Some translations read, "disrespectful to parents." Growing up, this generation faced the highest divorce and abortion rates ever in America. They were the latchkey kids whom the television baby-sat. Their parents indulged them with expensive clothes, cars, stereos, and games because they felt guilty for spending so little time with them. As a result, most 13ers have no respect for parents, and many feel they know more and are more mature.

Unthankful

13ers appreciate neither what their parents have provided for them nor the tried-and-true methods for prosperity that have a long and successful history. Howe and Strauss write:

Twenty years ago, the biggest fights between adolescents and their parents were over global "values" involving politics, war, and religion. Today, surveys show their biggest quarrels are over "how they spend their money" and "what they do with their leisure time." . . . 13ers collectively lack that strong attachment to the familial, educational, and economic institutions that once helped move older generations from here to there on the ladder of adult success.

Unholy

Other translations have, "without piety," "irreverent," "having no religion," "irreligious," "wicked." Pollster George H. Gallup reports, "Religion ranks behind friends, home, school, music, and TV as factors teens believe are having the greatest influence on their generation."

13ers make up a large portion of those who are fleeing churches and taking up witchcraft, New Age religions, or becoming totally secular. A professor at Cal-Berkeley says, "TV is their collective dream machine, their temple." An ethics report reads: "An unprecedented proportion of today's youth lack commitment to core moral values like honesty, personal responsibility, respect for others and civic duty."

This is the generation most heavily influenced by the baby boom idea that "God is dead." They do believe in sound bites, rap lyrics, and advertising slogans that become their mottoes: "Just do it." "Do the Dew." "Life is short. Play hard." "All the sugar, twice the caffeine." "Life is a sport. Drink it up." "Image is everything." "Why ask why?"

Unloving

Other translations read, "callous," "inhuman," "without natural affection," "hard-hearted." This is the generation of inner-city gangs, Neo-Nazis, carjackings, and Lyle and Eric Menendez. They were raised on Dirty Harry, Rambo, and the Terminator. Syndicated columnist William Raspberry writes:

Their casual acceptance of violence, the attitude (often reinforced by their parents) that any means is okay to get what you want, and the fatalism that kills their hope of the future is turning them into a generation of animals.

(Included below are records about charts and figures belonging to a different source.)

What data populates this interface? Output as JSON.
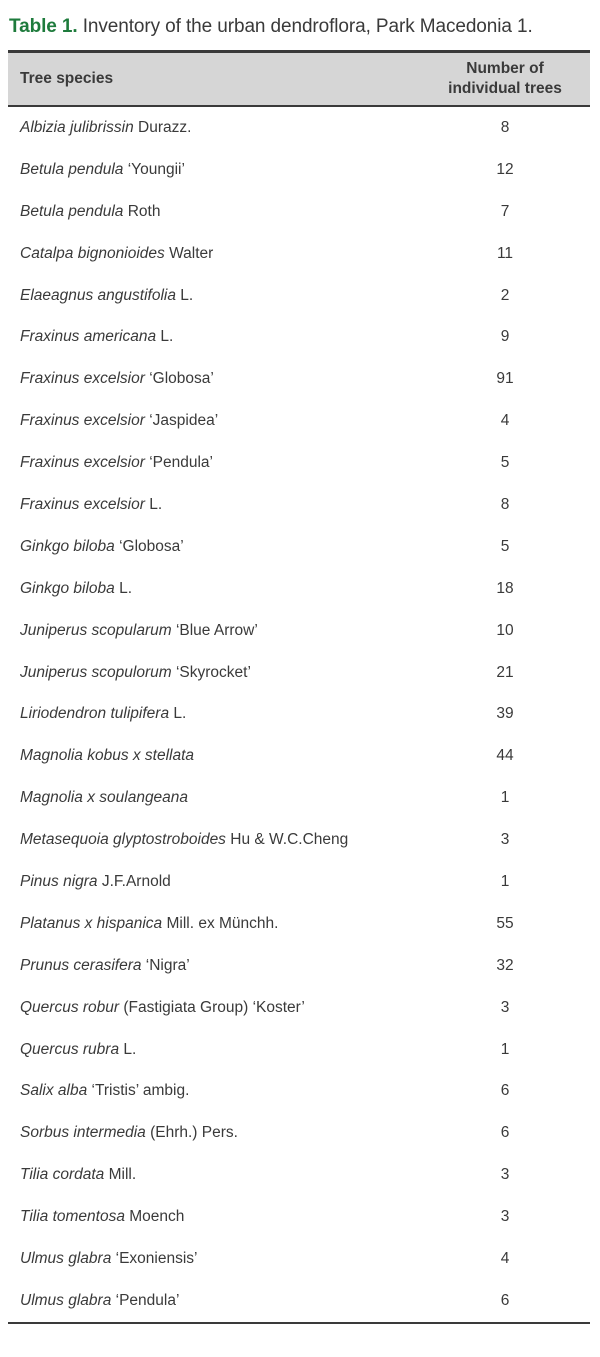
{
  "caption": {
    "label": "Table 1.",
    "text": "Inventory of the urban dendroflora, Park Macedonia 1."
  },
  "colors": {
    "caption_label_green": "#1e7b3c",
    "body_text": "#3a3a3a",
    "header_background": "#d6d6d6",
    "rule_border": "#3a3a3a"
  },
  "table": {
    "col1_header": "Tree species",
    "col2_header": "Number of individual trees",
    "rows": [
      {
        "species_italic": "Albizia julibrissin",
        "species_rest": "Durazz.",
        "count": "8"
      },
      {
        "species_italic": "Betula pendula",
        "species_rest": "‘Youngii’",
        "count": "12"
      },
      {
        "species_italic": "Betula pendula",
        "species_rest": "Roth",
        "count": "7"
      },
      {
        "species_italic": "Catalpa bignonioides",
        "species_rest": "Walter",
        "count": "11"
      },
      {
        "species_italic": "Elaeagnus angustifolia",
        "species_rest": "L.",
        "count": "2"
      },
      {
        "species_italic": "Fraxinus americana",
        "species_rest": "L.",
        "count": "9"
      },
      {
        "species_italic": "Fraxinus excelsior",
        "species_rest": "‘Globosa’",
        "count": "91"
      },
      {
        "species_italic": "Fraxinus excelsior",
        "species_rest": "‘Jaspidea’",
        "count": "4"
      },
      {
        "species_italic": "Fraxinus excelsior",
        "species_rest": "‘Pendula’",
        "count": "5"
      },
      {
        "species_italic": "Fraxinus excelsior",
        "species_rest": "L.",
        "count": "8"
      },
      {
        "species_italic": "Ginkgo biloba",
        "species_rest": "‘Globosa’",
        "count": "5"
      },
      {
        "species_italic": "Ginkgo biloba",
        "species_rest": "L.",
        "count": "18"
      },
      {
        "species_italic": "Juniperus scopularum",
        "species_rest": "‘Blue Arrow’",
        "count": "10"
      },
      {
        "species_italic": "Juniperus scopulorum",
        "species_rest": "‘Skyrocket’",
        "count": "21"
      },
      {
        "species_italic": "Liriodendron tulipifera",
        "species_rest": "L.",
        "count": "39"
      },
      {
        "species_italic": "Magnolia kobus x stellata",
        "species_rest": "",
        "count": "44"
      },
      {
        "species_italic": "Magnolia x soulangeana",
        "species_rest": "",
        "count": "1"
      },
      {
        "species_italic": "Metasequoia glyptostroboides",
        "species_rest": "Hu & W.C.Cheng",
        "count": "3"
      },
      {
        "species_italic": "Pinus nigra",
        "species_rest": "J.F.Arnold",
        "count": "1"
      },
      {
        "species_italic": "Platanus x hispanica",
        "species_rest": "Mill. ex Münchh.",
        "count": "55"
      },
      {
        "species_italic": "Prunus cerasifera",
        "species_rest": "‘Nigra’",
        "count": "32"
      },
      {
        "species_italic": "Quercus robur",
        "species_rest": "(Fastigiata Group) ‘Koster’",
        "count": "3"
      },
      {
        "species_italic": "Quercus rubra",
        "species_rest": "L.",
        "count": "1"
      },
      {
        "species_italic": "Salix alba",
        "species_rest": "‘Tristis’ ambig.",
        "count": "6"
      },
      {
        "species_italic": "Sorbus intermedia",
        "species_rest": "(Ehrh.) Pers.",
        "count": "6"
      },
      {
        "species_italic": "Tilia cordata",
        "species_rest": "Mill.",
        "count": "3"
      },
      {
        "species_italic": "Tilia tomentosa",
        "species_rest": "Moench",
        "count": "3"
      },
      {
        "species_italic": "Ulmus glabra",
        "species_rest": "‘Exoniensis’",
        "count": "4"
      },
      {
        "species_italic": "Ulmus glabra",
        "species_rest": "‘Pendula’",
        "count": "6"
      }
    ]
  }
}
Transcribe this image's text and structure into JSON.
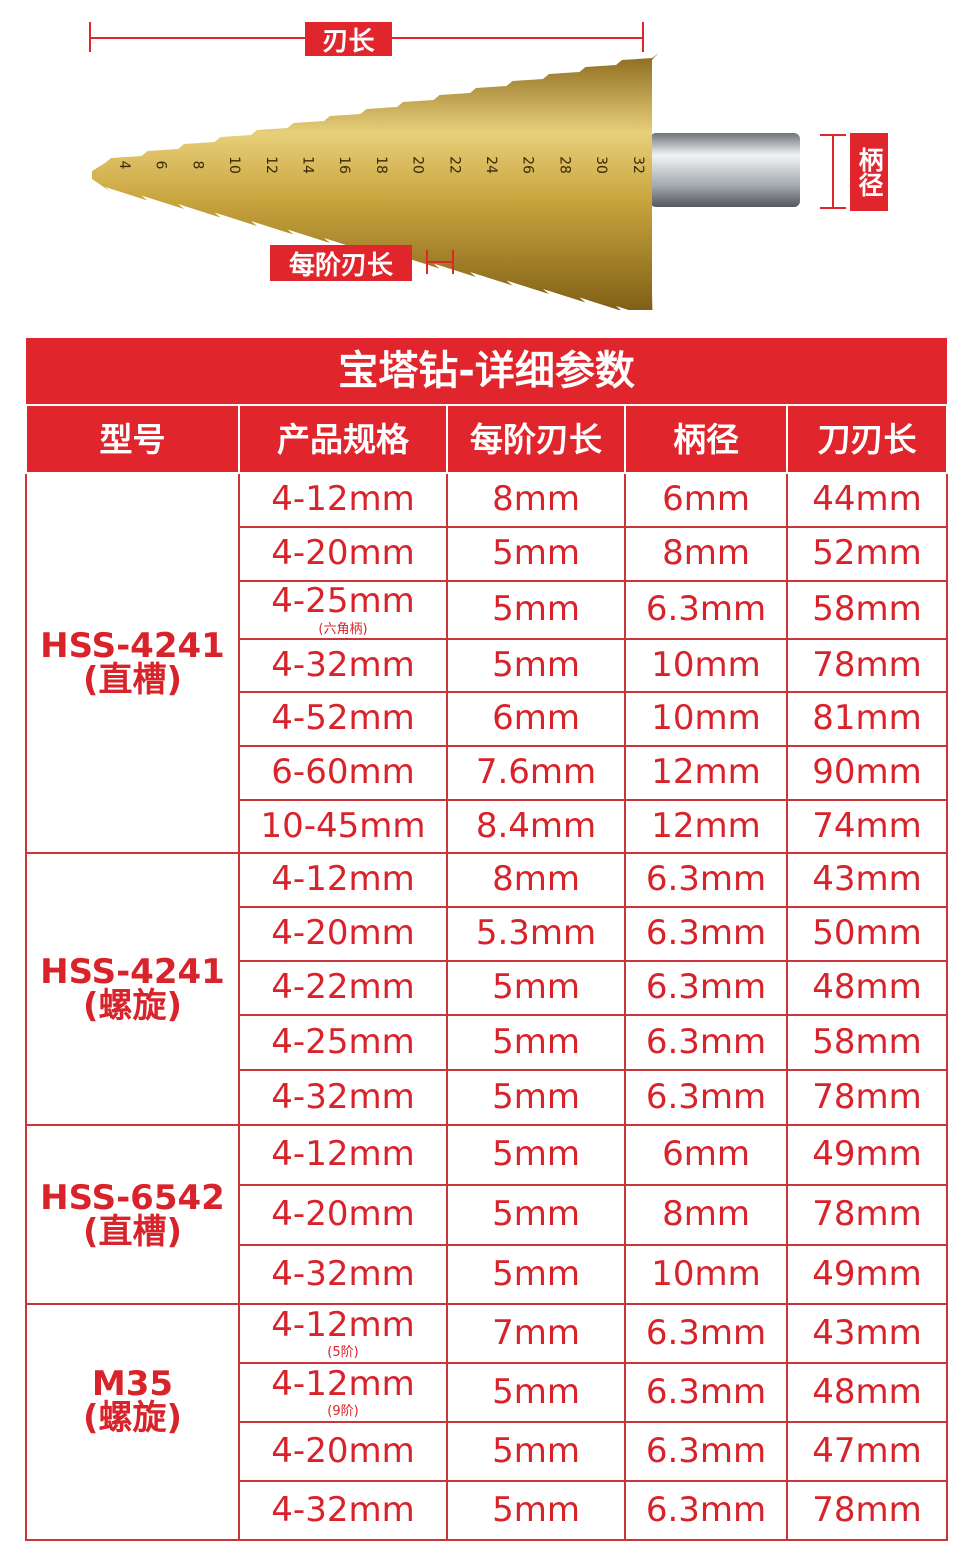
{
  "drill_diagram": {
    "step_labels": [
      "4",
      "6",
      "8",
      "10",
      "12",
      "14",
      "16",
      "18",
      "20",
      "22",
      "24",
      "26",
      "28",
      "30",
      "32"
    ],
    "blade_length_label": "刃长",
    "shank_diameter_label": "柄径",
    "step_length_label": "每阶刃长",
    "colors": {
      "accent": "#e0262c",
      "gold": "#c9a53e",
      "shank": "#b8bcc0"
    }
  },
  "table": {
    "title": "宝塔钻-详细参数",
    "headers": [
      "型号",
      "产品规格",
      "每阶刃长",
      "柄径",
      "刀刃长"
    ],
    "groups": [
      {
        "model": "HSS-4241",
        "type": "(直槽)",
        "rows": [
          {
            "spec": "4-12mm",
            "step": "8mm",
            "shank": "6mm",
            "length": "44mm"
          },
          {
            "spec": "4-20mm",
            "step": "5mm",
            "shank": "8mm",
            "length": "52mm"
          },
          {
            "spec": "4-25mm",
            "note": "(六角柄)",
            "step": "5mm",
            "shank": "6.3mm",
            "length": "58mm"
          },
          {
            "spec": "4-32mm",
            "step": "5mm",
            "shank": "10mm",
            "length": "78mm"
          },
          {
            "spec": "4-52mm",
            "step": "6mm",
            "shank": "10mm",
            "length": "81mm"
          },
          {
            "spec": "6-60mm",
            "step": "7.6mm",
            "shank": "12mm",
            "length": "90mm"
          },
          {
            "spec": "10-45mm",
            "step": "8.4mm",
            "shank": "12mm",
            "length": "74mm"
          }
        ]
      },
      {
        "model": "HSS-4241",
        "type": "(螺旋)",
        "rows": [
          {
            "spec": "4-12mm",
            "step": "8mm",
            "shank": "6.3mm",
            "length": "43mm"
          },
          {
            "spec": "4-20mm",
            "step": "5.3mm",
            "shank": "6.3mm",
            "length": "50mm"
          },
          {
            "spec": "4-22mm",
            "step": "5mm",
            "shank": "6.3mm",
            "length": "48mm"
          },
          {
            "spec": "4-25mm",
            "step": "5mm",
            "shank": "6.3mm",
            "length": "58mm"
          },
          {
            "spec": "4-32mm",
            "step": "5mm",
            "shank": "6.3mm",
            "length": "78mm"
          }
        ]
      },
      {
        "model": "HSS-6542",
        "type": "(直槽)",
        "rows": [
          {
            "spec": "4-12mm",
            "step": "5mm",
            "shank": "6mm",
            "length": "49mm"
          },
          {
            "spec": "4-20mm",
            "step": "5mm",
            "shank": "8mm",
            "length": "78mm"
          },
          {
            "spec": "4-32mm",
            "step": "5mm",
            "shank": "10mm",
            "length": "49mm"
          }
        ]
      },
      {
        "model": "M35",
        "type": "(螺旋)",
        "rows": [
          {
            "spec": "4-12mm",
            "note": "(5阶)",
            "step": "7mm",
            "shank": "6.3mm",
            "length": "43mm"
          },
          {
            "spec": "4-12mm",
            "note": "(9阶)",
            "step": "5mm",
            "shank": "6.3mm",
            "length": "48mm"
          },
          {
            "spec": "4-20mm",
            "step": "5mm",
            "shank": "6.3mm",
            "length": "47mm"
          },
          {
            "spec": "4-32mm",
            "step": "5mm",
            "shank": "6.3mm",
            "length": "78mm"
          }
        ]
      }
    ]
  }
}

Quotations and statistics can easily be found to support the ten other attitudes Paul lists in II Timothy 3. For now, it will suffice to read what 13ers say about themselves:

» We are clueless yet wizened, too unopinionated to voice concern, purposefully enigmatic, and indecisive.
» Mine is a generation perfectly willing to admit its contemptible qualities.
» We are an impatient, quick-and-dirty generation.
» Our generation is probably the worst since the Protestant Reformation. It's barbaric.
» It's only wrong if you get caught.